По приезде в Рыльск я, кажется, совсем забыла папу, я как-то сразу повзрослела и чувствовала себя намного старше Горика, хотя мы были одного возраста. После страшной зимы 37–38 года в Ленинграде здесь было такое прекрасное солнце, такая мягкая пахучая трава, устилающая весь двор! Мы ходим с Гориком в одних трусиках босиком и разговариваем, разговариваем. После обеда полагается спать. Солнечную комнату занавешивают темной занавеской, но все равно все видно. Слышно, как жужжит муха за занавеской. Она так громко жужжит, что, может быть, это и не муха, а шмель. Тетя Леля не разрешает разговаривать.

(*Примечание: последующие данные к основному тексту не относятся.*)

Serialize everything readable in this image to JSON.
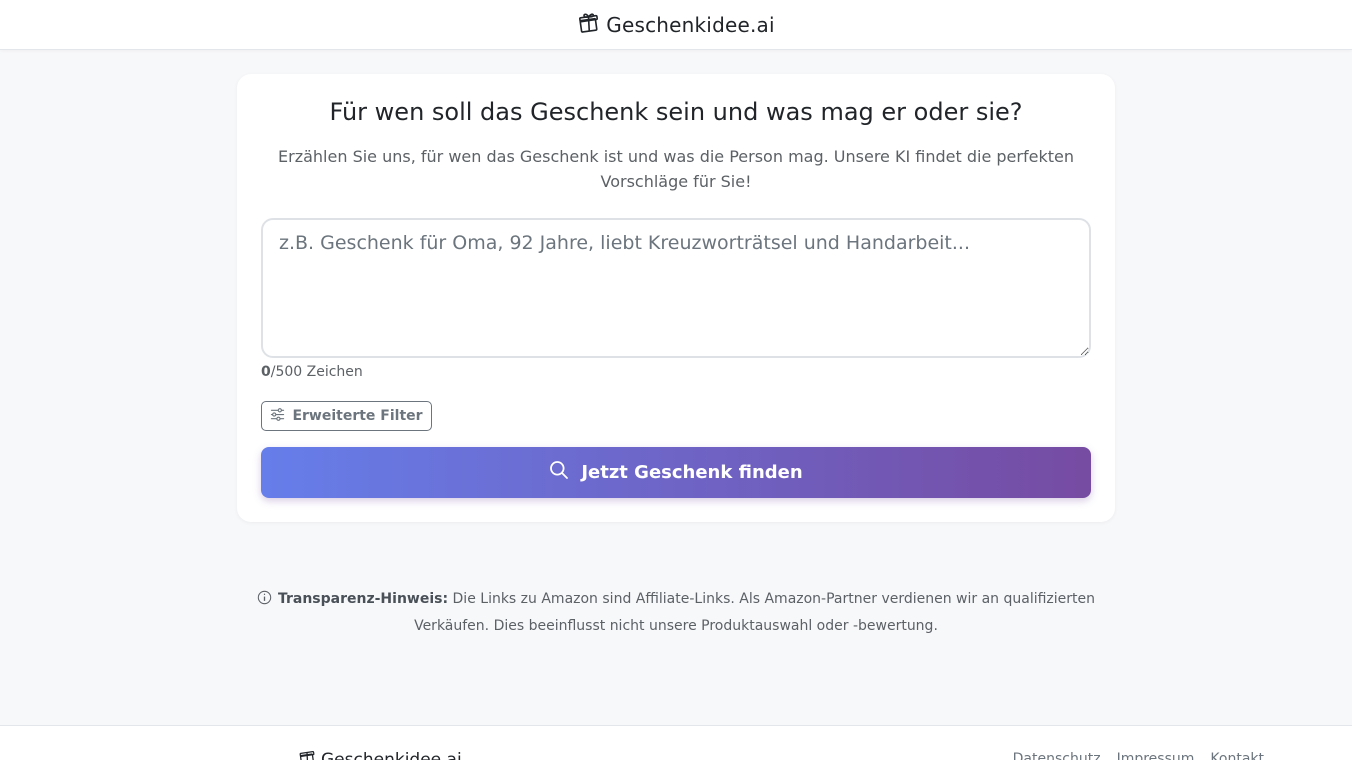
{
  "header": {
    "brand_name": "Geschenkidee.ai",
    "brand_icon": "gift-box-icon"
  },
  "form": {
    "headline": "Für wen soll das Geschenk sein und was mag er oder sie?",
    "subline": "Erzählen Sie uns, für wen das Geschenk ist und was die Person mag. Unsere KI findet die perfekten Vorschläge für Sie!",
    "textarea_value": "",
    "textarea_placeholder": "z.B. Geschenk für Oma, 92 Jahre, liebt Kreuzworträtsel und Handarbeit...",
    "char_count": "0",
    "char_limit_label": "/500 Zeichen",
    "filter_button_label": "Erweiterte Filter",
    "submit_button_label": "Jetzt Geschenk finden"
  },
  "notice": {
    "title": "Transparenz-Hinweis:",
    "text": "Die Links zu Amazon sind Affiliate-Links. Als Amazon-Partner verdienen wir an qualifizierten Verkäufen. Dies beeinflusst nicht unsere Produktauswahl oder -bewertung."
  },
  "footer": {
    "brand_name": "Geschenkidee.ai",
    "links": [
      "Datenschutz",
      "Impressum",
      "Kontakt"
    ]
  },
  "colors": {
    "gradient_start": "#667eea",
    "gradient_end": "#764ba2",
    "page_background": "#f7f8fa"
  }
}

Я играю с галькой, мне очень нравится этот гладкий серый овальный камень, привезенный с моря. Я перекатываю его из руки в руку, рассматриваю мелкие прожилочки. Он такой гладкий-гладкий, и я кладу его в рот. Только-только провести кончиком языка по этому гладкому камушку. Немножко полизать, положить на язык… Я кладу его на язык, и вдруг он соскальзывает и проваливается прямо внутрь.

– Я сейчас умру! Я сейчас умру! – несется мой отчаянный вопль. В дверь влетают сразу мама и тетя Леля.

– Я проглотила гальку! – кричу я, глядя на них. Я даже не встала в кровати. Я сижу и жду – сейчас умру. Ведь меня мама предупредила: «Если проглотишь гальку, то умрешь».

– Нет, Ингочка, – вдруг говорит моя строгая тетка ласковым голосом, – нет, Ингочка. Это не страшно. Ты же видела, какой он гладкий. Он заскользит, заскользит и выйдет наружу.

Еще моим частым развлечением было тихо открыть огромную деревянную калитку с тяжелыми железными засовами, выйти на улицу, перейти тротуар, прижаться щекой к деревянному телеграфному столбу и вдыхать запах паровозной гари и слушать гудение проводов. Не знаю, что мне это напоминало, – возможно, поезд, возвращение в Ленинград. Возможно, в этом и крылась тоска по папе, по Ленинграду. Не помню, чтобы Горик так же, как я, стоял неподвижно, прижавшись к столбу, и вслушивался в его гудение и вдыхал паровозную гарь.

После сна мы идем часто на речку. Барахтаемся с Гориком у берега, а на берегу сидят мама и тетя Леля. Они не купаются. Обе в платьях. Не знаю, сколько времени проходит, и тетя Леля говорит:

– Ну, хватит! Уже все посинели. Выходите.

Но мы не хотим выходить. Нам совсем не холодно. Так приятно плескаться в воде прямо у берега, иногда ложась на песчаное дно, и бить ногами по воде.

– Пора, уже прохладно, – опять говорит тетка.

– Нет, нет, не прохладно! Еще немножко!